Por lo que llevo escrito, parece que no hay hilo argumental en este segundo episodio de las aventuras de Tintín. Que nuestro protagonista va cazando y moviéndose entre los “negritos” como un ser superior y poco más. Pues no. Entre una barbaridad y otra, hay una trama que vertebra el relato y evita, en parte, que la matanza de animales continúe. En resumen, de vez en cuando asistimos a las andanzas de un tipo que quiere eliminar a Tintín desde la travesía en barco que le lleva a África. Y es que el gánster Al Capone (“Rey de los bandidos de Chicago”, según lo define uno de sus acólitos cuando Tintín le hace confesar) anda mosqueado con el reportero, ya que cree que puede descubrir su tinglado relacionado con el contrabando de diamantes. Menos mal que este sicario que anda tras Tintín durante casi toda la historia termina (¡cuidado, spoiler!) sus días devorado por una manada de cocodrilos. Sí, no se han equivocado, seguimos hablando del Tintín para niños a partir de 7 años…

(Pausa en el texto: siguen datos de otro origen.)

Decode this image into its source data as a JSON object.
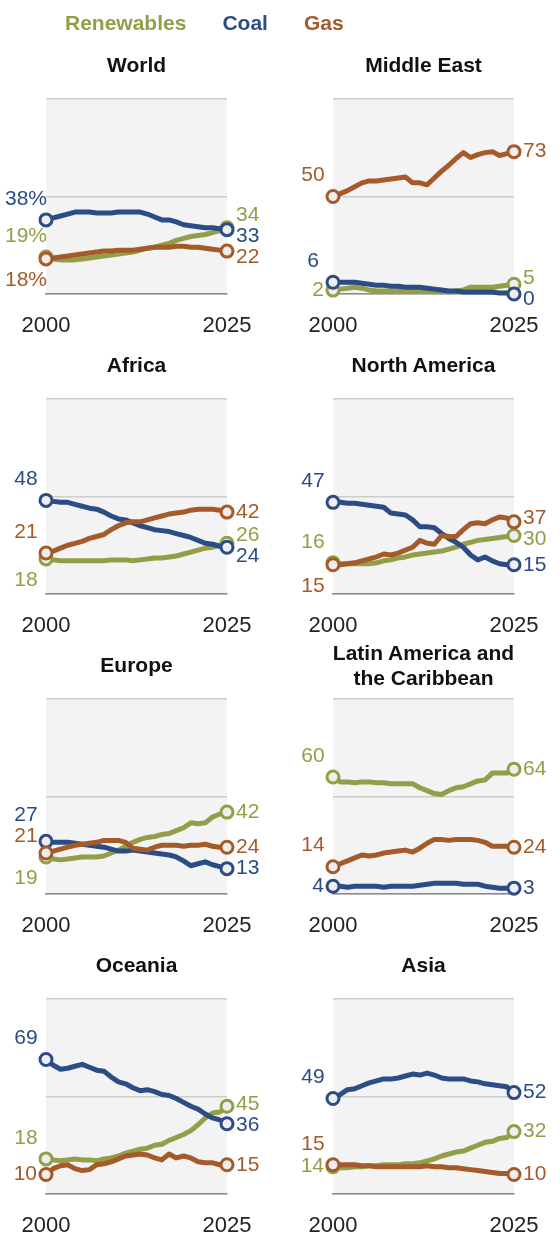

Volviendo al Congo belga, uno de los problemas que siempre tuvo esta zona fue que sus tierras atesoraban diamantes. Y aquí es donde hago que entre en esta confrontación imposible el maravilloso tríptico “Katanga” de Fabien Nury y Sylvain Vallée, los mismos responsables de la imprescindible “Érase una vez en Francia” (Mejor Serie en el Festival de Angoulême de 2011). Los títulos de la trilogía son “Diamantes”, “Diplomacia” y “Dispersión”; en los tres casos una palabra que empieza por la letra “D”, no sé si hecho a propósito. El comienzo es apasionante con la truculenta historia, llena de muerte y horror, de la creación del Reino de Katanga, una provincia del Congo, por parte de un miserable llamado Msiri, que llega a ser dos veces Rey y coleccionó 1200 mujeres en su harén. Igual que un Genghis Khan africano, la mayor parte de los congoleños son descendientes en alguna medida de este tipo. Tras este prólogo sangriento (tan descarnado como el resto del relato) empezamos una historia de corrupción política, espionaje, sexo, violencia y acción ubicada en el Congo de 1960, tras su independencia de Bélgica y a comienzos del gobierno de Patrice Lumumba. Se forma un equipo para, en principio, cuidar de los intereses de la explotación minera de cobre de Katanga, La Unión minera de Shinkolobwe. El equipo está formado, entre otros, por un ex teniente retirado, Félix Cantor, veterano de Indochina, Árgel y varios sitios más, que comanda al grupo. No sé si es mucho aventurar que se han basado en el actor Lino Ventura para ponerle rostro, con la nariz más gorda, eso sí. A sus órdenes, un nazi, ex SS, que también ha militado en la legión extranjera y que el dibujante representa con un fuerte parecido con el actor Lee Marvin. Esto no es casual, ya que el impresionante final de la de la historia homenajea un western donde aparece este actor clásico. El resto de compañeros son un sádico tunecino experto en interrogatorios y lanzallamas, un asesino de la mafia marsellesa que también ha hecho de las suyas en el Marruecos de Hasan II, un piloto borracho medio loco y una treintena más de especímenes de una catadura similar, cada uno con una historia detrás que ocultar. Lo que viene siendo un grupo de mercenarios de toda la vida.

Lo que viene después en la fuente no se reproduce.